Wilhelm, M.; Wittsiepe, J.ür.; Schrey, P.; Hilbig, A.; Kersting, M.

Science of the Total Environment 343(1-3): 61-70

2005


ISSN/ISBN: 0048-9697
PMID: 15862836
DOI: 10.1016/j.scitotenv.2004.09.039
Accession: 004087359

The dietary intake of arsenic (As), cadmium (Cd), mercury (Hg), and lead (Pb) was studied among young German children with different food consumption behaviour (consumption of own grown foodstuffs and of products from the supermarket). The study area comprised an industrialized and a rural area of West Germany.
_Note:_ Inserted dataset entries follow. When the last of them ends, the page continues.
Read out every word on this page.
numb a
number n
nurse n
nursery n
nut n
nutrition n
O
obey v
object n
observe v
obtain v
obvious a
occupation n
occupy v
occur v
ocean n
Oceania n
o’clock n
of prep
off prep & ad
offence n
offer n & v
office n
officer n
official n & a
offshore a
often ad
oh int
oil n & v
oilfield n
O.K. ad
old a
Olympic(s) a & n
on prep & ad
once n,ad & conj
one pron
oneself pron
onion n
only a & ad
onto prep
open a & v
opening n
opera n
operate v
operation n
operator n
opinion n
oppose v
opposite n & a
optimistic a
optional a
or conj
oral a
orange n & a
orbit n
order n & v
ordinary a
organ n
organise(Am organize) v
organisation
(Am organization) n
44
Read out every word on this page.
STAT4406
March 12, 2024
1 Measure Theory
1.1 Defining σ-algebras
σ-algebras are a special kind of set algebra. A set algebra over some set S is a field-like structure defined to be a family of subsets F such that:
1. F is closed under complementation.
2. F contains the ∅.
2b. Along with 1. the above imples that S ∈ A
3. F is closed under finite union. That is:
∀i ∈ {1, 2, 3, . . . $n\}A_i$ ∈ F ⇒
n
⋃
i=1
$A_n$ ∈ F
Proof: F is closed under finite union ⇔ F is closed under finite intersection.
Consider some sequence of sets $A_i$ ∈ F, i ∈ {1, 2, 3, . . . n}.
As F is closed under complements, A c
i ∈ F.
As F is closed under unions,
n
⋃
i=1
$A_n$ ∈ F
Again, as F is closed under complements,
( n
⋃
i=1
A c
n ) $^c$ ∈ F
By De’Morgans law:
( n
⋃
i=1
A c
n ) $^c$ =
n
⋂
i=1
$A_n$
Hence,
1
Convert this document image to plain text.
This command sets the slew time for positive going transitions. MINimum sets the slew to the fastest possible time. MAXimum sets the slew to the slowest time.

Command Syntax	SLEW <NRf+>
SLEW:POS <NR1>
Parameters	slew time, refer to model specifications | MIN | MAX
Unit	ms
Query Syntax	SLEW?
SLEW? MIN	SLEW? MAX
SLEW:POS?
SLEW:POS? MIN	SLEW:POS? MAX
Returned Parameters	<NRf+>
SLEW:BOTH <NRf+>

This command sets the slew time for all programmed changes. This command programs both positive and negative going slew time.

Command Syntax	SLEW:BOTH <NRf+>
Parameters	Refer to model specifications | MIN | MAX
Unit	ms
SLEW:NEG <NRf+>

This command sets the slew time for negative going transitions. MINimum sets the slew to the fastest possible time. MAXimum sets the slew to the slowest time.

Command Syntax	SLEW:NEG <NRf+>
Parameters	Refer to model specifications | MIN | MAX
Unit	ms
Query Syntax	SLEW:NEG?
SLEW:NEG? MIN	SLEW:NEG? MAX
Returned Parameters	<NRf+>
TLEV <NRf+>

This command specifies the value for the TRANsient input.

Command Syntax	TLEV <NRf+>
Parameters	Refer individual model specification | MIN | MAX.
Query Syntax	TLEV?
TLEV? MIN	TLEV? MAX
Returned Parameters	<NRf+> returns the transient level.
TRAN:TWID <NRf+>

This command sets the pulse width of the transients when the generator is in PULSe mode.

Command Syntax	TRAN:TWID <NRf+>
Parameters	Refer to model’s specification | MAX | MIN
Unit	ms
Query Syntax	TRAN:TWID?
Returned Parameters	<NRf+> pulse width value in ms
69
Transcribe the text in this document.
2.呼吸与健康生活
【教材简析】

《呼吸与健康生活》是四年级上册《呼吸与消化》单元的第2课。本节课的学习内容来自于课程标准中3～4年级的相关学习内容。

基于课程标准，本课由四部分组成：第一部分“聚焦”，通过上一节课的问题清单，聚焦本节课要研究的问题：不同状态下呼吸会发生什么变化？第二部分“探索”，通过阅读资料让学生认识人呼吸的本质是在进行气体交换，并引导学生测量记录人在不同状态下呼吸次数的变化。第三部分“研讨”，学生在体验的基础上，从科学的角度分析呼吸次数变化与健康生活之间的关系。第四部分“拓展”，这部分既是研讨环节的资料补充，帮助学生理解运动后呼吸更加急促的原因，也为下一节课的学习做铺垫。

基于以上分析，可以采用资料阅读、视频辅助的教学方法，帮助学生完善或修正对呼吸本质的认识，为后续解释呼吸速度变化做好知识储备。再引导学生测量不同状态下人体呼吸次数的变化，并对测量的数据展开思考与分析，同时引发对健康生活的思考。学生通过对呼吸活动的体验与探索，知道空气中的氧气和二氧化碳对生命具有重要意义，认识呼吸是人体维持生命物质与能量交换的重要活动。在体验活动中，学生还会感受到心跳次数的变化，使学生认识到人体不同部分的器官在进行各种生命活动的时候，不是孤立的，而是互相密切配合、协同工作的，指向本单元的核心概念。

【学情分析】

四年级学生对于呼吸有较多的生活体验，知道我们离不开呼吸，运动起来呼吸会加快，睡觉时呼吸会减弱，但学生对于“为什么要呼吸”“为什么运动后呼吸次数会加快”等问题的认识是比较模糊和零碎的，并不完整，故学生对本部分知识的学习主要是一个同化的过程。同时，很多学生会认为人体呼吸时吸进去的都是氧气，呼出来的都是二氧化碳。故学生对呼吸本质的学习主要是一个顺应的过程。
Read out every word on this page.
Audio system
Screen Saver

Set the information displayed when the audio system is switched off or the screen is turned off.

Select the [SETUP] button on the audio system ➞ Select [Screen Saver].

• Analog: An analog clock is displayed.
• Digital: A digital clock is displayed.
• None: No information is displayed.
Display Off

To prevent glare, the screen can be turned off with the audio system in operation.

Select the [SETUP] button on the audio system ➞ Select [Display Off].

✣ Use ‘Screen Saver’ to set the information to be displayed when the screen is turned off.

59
Dietary intake of contaminants was measured by the duplicate method according to the WHO guideline. A total 588 duplicate portions were collected daily from 84 individuals between May and September 1998. Intake of food groups was calculated from dietary records. Determination of As, Cd, Hg, and Pb was performed following high-pressure digestion of lyophilized samples by atomic absorption spectrometry (AAS). Geometric mean weekly intake [microg/(kgbw x week)] was as follows: As 1.4, Cd 2.3, Hg 0.16, and Pb 5.3. Geometric mean intake corresponded to the percentage of the provisional tolerable weekly intake (PTWI) as follows: As 9.7%, Cd 32%, Hg 3.3%, Pb 21%. As and Hg intake were mainly influenced by fish consumption. The amount of cereals and bakery wares mainly determined the Cd and Pb intake. Children living in the industrialized area with a substantial food consumption of own grown vegetables or products from domestic animals products had no increased dietary intake of the metals.